The Vikings nearly wiped them out

Starting around 536 with several volcanoes erupting and thus affecting climate all over the planet, the late antique little ice age made life hard in the cold north.

“Our finds from the mountains show that this worsening of the climate, which must have made regular agricultural activity very difficult, led to increased hunting activities”, says Pilø.

Up until the Viking Age, the hunting was largely a sustainable activity. The number of hunters and kills did not affect the animal population.

“At this point in time a Northern-European market for trading in reindeer skin and antlers was established”, Pilø says.

This caused the hunting to completely change character. The Vikings established mass hunting facilities where they could collect and kill hordes of reindeer for export.
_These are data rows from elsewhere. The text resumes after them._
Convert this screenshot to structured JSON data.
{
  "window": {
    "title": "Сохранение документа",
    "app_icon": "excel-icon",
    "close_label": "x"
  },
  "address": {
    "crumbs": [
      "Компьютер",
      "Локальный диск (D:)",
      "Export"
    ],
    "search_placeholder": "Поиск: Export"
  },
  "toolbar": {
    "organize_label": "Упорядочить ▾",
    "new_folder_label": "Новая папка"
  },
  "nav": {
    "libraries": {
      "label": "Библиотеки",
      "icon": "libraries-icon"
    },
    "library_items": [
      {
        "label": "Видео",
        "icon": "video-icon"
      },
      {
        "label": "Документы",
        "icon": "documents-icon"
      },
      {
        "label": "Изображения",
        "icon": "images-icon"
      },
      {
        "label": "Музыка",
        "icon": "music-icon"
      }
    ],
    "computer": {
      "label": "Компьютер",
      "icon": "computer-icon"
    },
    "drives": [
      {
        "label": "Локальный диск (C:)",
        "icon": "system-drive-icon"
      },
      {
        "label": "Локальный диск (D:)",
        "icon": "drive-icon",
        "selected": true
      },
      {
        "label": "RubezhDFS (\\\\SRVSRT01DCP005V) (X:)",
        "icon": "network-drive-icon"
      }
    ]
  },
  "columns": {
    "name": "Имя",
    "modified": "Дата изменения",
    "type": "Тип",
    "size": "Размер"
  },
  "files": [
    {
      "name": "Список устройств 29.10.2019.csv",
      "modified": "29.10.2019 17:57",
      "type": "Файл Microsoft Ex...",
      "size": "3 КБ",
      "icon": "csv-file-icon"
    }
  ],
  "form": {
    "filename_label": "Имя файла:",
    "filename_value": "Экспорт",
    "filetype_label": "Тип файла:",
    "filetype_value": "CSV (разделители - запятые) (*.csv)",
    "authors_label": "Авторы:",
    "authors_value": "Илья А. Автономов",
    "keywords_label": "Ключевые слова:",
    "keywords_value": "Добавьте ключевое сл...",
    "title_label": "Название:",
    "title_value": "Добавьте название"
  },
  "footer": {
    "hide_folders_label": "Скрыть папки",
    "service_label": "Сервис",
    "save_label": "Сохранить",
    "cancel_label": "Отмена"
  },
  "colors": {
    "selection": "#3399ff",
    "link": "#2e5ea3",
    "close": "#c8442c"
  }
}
“Other studies from this area in Norway have shown that something happens to the genetic material from the animals during this time. There were few animals left, and it seems as though the mass hunting made a substantial dent in the animal population”, Pilø says.

The Trollsteinhøe camp site in 2012. As camping up at the top isn’t possible, each day at Trollsteinhøe starts with a 400-500 m climb to get to the site. From the left: Julian Robert Post-Melbye, Elling Utvik Wammer and James Barrett

Going off piste to find the Stone Age

So far, the Secrets of the Ice project has mostly surveyed sites that they know have been connected to farms down in the valleys. This makes sense if you only go a couple of thousands of years back in time.

The same farms, however, might not have been relevant for the Stone Age or Bronze Age hunters.

“They might have used this landscape in totally different ways. Areas that we today consider as totally remote might not have been so during that time”, says the glacial archaeologist.

Bound by resources, exploring areas that are difficult to access and full of snow is not always possible to prioritize. But it’s certainly on the wish list.

The tiny ice patch that is Trollsteinhøe will most likely soon be no more.

“The ice in the Norwegian mountains will largely disappear during this century”, says Pilø.

“That’s the dramatic and less nice background for all of our exciting finds”.